И все время казнил я себя, что не оказался тогда рядом с ним. Ведь как-никак, а с разными минами мне уже приходилось иметь дело.
Горился я, горился и, сам не знаю почему, ни разу не вспомнил, что первая смерть, которая закрыла собой всю мою – будущую – жизнь, была кончина Савелия Кузьмича. И тоже – от взрыва.
И вдруг он мне в одну из ночей приснился. Сидит у себя на базу, как он звал двор, и офицера немецкого с ложечки кормит. Стоит тот перед ним на четвереньках и голову кочерит.
А меня, вроде, такая обида взяла. Мы – с голоду пухнем, а он врага до ожирения откармливает.
Так и есть. Подтверждает Савелий Кузьмич.
«Вот еще покормлю его с недельку, он пуза от земли не оторвет и палец в спусковую скобу не пропхает. – И смеется: – Воевать, тоже хитрость нужна!»
Часто стал захаживать ко мне и Иван Палыч. Наверно, тоже понимал, что нелегко нам с Нормой. Она наверняка знала, что в доме горе.
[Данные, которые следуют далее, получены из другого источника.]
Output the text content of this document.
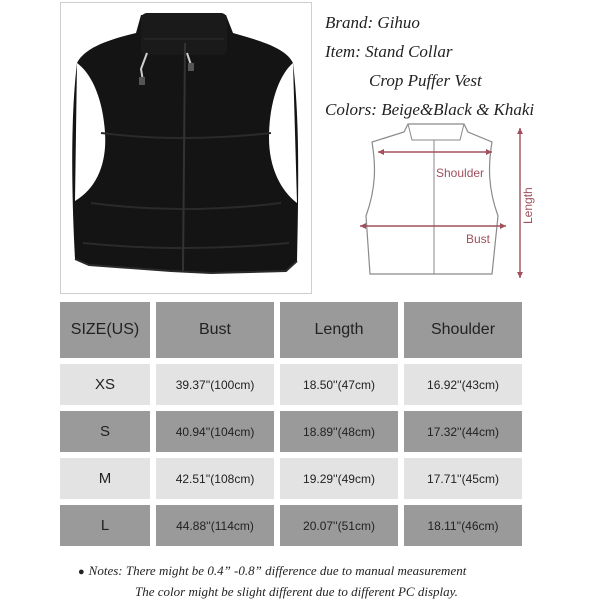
Brand: Gihuo
Item: Stand Collar
Crop Puffer Vest
Colors: Beige&Black & Khaki
Shoulder
Bust
Length
SIZE(US)	Bust	Length	Shoulder
XS	39.37''(100cm)	18.50''(47cm)	16.92''(43cm)
S	40.94''(104cm)	18.89''(48cm)	17.32''(44cm)
M	42.51''(108cm)	19.29''(49cm)	17.71''(45cm)
L	44.88''(114cm)	20.07''(51cm)	18.11''(46cm)
● Notes: There might be 0.4” -0.8” difference due to manual measurement
The color might be slight different due to different PC display.
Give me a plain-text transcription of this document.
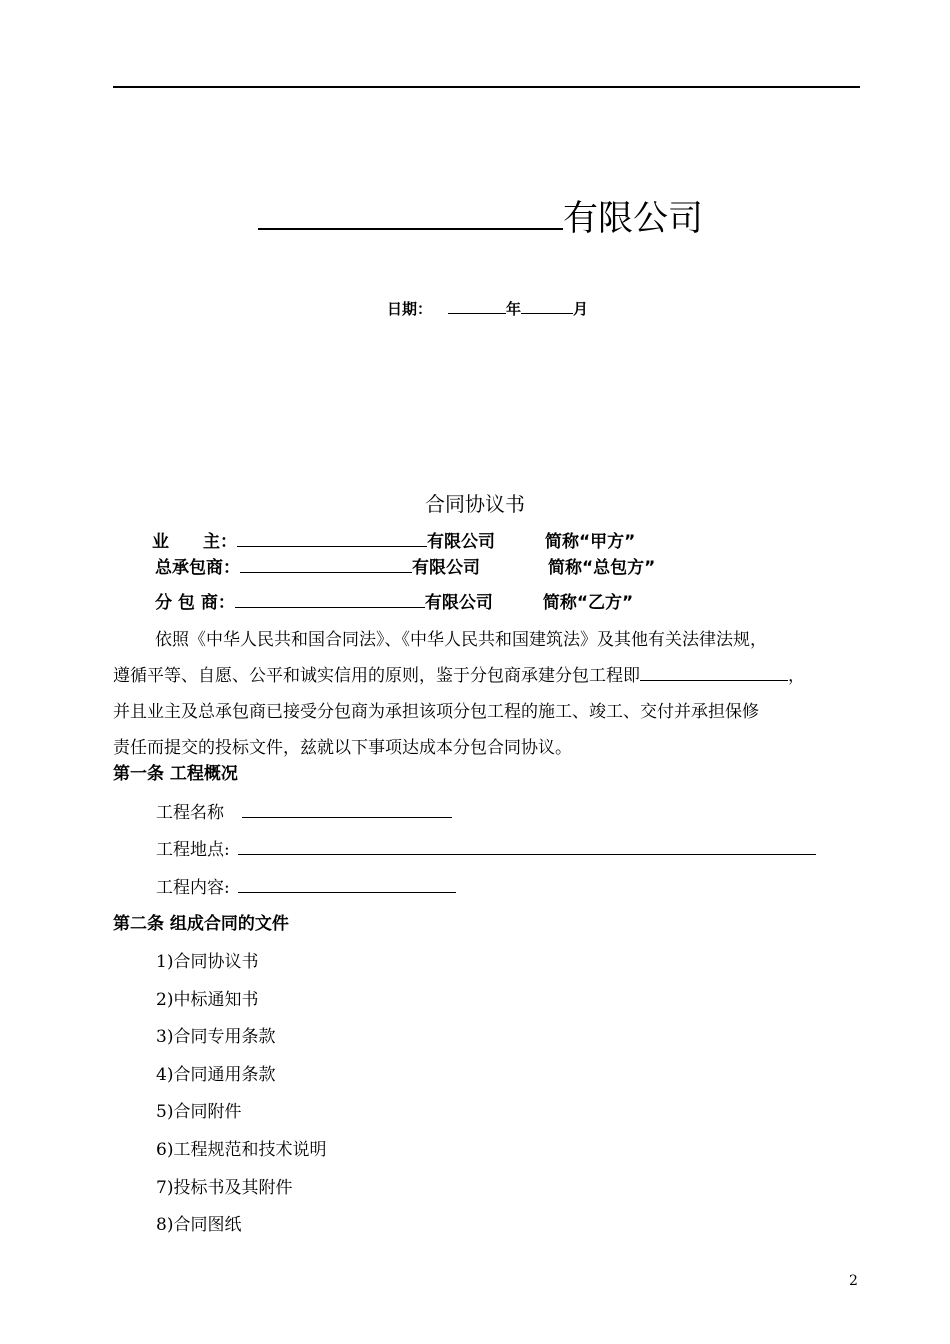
有限公司
日期：	年	月
合同协议书
业　　主：	有限公司	简称“甲方”
总承包商：	有限公司	简称“总包方”
分 包 商：	有限公司	简称“乙方”

依照《中华人民共和国合同法》、《中华人民共和国建筑法》及其他有关法律法规，

遵循平等、自愿、公平和诚实信用的原则，鉴于分包商承建分包工程即	，

并且业主及总承包商已接受分包商为承担该项分包工程的施工、竣工、交付并承担保修

责任而提交的投标文件，兹就以下事项达成本分包合同协议。

第一条 工程概况
工程名称
工程地点:
工程内容:
第二条 组成合同的文件
1)合同协议书
2)中标通知书
3)合同专用条款
4)合同通用条款
5)合同附件
6)工程规范和技术说明
7)投标书及其附件
8)合同图纸
2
Походит по комнате, подойдет к Мишкиным вещам и протяжно взлает, словно взрыднет.
Иван Палыч, как всегда, неторопливо и обстоятельно рассказывал, что нового в колонне, какие фортели кто выкинул в гараже. Там, кстати, без этого не обходится ни один день. Потом, вроде бы ненароком, напоминал про учебник шофера третьего класса, который когда-то дал нам.
И тут понял я, не зря ко мне Чередняк ходит. И не ради красного словца поведал, что у него четырнадцать профессий, что он и жестянщик, и медник, и аккумуляторщик, и вулканизаторщик, и, конечно же, слесарь. Но это, так сказать, шоферские специальности. Помимо них он может и столярить, и портняжить, и трактор с комбайном водить, и даже сыр варить.